Find the sum of all positive integers less than 1000 ending in 3 or 7.
3+7
+
10*sum(1 to 9)+9(3+7)
+
10*sum(10 to 99)+90(3+7)
To find the sum of all positive integers less than 1000 ending in 3 or 7, we can use the concept of arithmetic series.
Step 1: Determine the first term and common difference of the series.
Since we are looking for positive integers less than 1000 ending in 3 or 7, the first term would be 3, and the common difference would be 10 (which represents the difference between consecutive terms).
Step 2: Determine the last term of the series.
To find the last term, we need to find the largest positive integer less than 1000 ending in 3 or 7. Since the last digit can only be either 3 or 7, we can count in increments of 10 to find the largest number. Starting from 3 and adding 10 each time, we get the sequence: 3, 13, 23, 33, ..., 993. We can see that the last term is 993.
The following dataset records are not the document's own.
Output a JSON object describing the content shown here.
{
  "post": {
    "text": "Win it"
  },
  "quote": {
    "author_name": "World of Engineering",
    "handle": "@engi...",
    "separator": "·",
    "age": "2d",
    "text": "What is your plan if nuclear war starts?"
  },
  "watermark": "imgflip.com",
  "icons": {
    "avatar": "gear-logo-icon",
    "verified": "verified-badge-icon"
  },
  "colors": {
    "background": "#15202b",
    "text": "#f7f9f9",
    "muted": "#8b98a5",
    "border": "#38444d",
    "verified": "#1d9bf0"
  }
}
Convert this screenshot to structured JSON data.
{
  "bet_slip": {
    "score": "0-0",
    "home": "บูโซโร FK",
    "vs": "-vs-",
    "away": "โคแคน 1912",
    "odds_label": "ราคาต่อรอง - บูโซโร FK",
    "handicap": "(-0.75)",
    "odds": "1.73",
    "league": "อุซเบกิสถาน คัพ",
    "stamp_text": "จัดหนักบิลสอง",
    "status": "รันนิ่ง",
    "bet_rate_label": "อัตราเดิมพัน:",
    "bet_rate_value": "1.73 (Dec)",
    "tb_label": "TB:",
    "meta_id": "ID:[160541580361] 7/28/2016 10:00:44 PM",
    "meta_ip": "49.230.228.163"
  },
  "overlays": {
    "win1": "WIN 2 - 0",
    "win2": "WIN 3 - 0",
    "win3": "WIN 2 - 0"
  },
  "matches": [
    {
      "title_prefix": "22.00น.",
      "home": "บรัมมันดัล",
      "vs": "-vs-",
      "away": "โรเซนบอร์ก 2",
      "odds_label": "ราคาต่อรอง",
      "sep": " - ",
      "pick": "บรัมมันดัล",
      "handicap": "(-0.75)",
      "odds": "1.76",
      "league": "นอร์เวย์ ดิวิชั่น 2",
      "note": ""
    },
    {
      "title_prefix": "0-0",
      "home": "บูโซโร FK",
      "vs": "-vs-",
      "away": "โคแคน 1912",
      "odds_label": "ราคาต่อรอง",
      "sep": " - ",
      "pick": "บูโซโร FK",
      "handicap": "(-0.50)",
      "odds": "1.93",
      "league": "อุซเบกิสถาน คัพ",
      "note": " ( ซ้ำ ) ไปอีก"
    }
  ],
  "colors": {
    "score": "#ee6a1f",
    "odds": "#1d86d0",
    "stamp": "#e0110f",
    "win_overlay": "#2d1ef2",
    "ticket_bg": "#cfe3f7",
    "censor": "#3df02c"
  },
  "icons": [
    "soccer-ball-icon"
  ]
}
Step 3: Calculate the number of terms in the series.
To find the number of terms, we can use the formula: number of terms = (last term - first term) / common difference + 1.
In this case, the number of terms = (993 - 3) / 10 + 1 = 99 + 1 = 100.
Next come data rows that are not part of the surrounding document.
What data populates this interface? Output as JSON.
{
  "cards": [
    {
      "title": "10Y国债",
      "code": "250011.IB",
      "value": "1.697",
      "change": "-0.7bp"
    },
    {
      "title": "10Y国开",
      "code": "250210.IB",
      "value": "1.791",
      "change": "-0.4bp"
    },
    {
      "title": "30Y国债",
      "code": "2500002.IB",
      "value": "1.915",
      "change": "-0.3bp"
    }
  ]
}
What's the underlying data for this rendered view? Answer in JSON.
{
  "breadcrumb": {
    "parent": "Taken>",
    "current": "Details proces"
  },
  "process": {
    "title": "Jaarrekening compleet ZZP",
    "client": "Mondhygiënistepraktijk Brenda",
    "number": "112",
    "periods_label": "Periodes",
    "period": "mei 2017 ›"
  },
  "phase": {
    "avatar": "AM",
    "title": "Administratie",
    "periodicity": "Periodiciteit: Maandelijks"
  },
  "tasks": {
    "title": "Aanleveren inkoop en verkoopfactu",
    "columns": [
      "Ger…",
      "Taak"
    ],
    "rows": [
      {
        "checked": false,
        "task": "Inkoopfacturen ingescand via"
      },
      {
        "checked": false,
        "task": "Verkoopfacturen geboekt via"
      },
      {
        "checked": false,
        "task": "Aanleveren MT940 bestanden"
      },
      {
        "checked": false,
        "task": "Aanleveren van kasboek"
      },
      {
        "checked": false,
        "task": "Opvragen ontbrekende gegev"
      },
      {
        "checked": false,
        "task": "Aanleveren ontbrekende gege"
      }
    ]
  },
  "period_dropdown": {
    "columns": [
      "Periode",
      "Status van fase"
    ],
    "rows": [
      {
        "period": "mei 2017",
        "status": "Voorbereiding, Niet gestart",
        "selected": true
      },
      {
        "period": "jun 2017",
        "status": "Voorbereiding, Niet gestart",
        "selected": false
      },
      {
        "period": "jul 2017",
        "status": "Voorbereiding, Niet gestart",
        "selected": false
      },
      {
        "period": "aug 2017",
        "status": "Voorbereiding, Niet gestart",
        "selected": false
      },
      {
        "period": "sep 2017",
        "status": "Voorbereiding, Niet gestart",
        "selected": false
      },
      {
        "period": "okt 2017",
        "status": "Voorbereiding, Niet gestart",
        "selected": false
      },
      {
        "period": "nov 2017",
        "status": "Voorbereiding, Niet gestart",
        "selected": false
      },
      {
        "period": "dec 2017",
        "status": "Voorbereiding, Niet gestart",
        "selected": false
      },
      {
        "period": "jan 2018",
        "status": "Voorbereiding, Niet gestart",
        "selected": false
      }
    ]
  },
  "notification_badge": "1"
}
Step 4: Calculate the sum of the series using the formula for the sum of an arithmetic series.
The formula for the sum of an arithmetic series is: sum = (number of terms / 2) * (first term + last term).
In this case, the sum = (100 / 2) * (3 + 993) = 50 * 996 = 49800.
Therefore, the sum of all positive integers less than 1000 ending in 3 or 7 is 49800.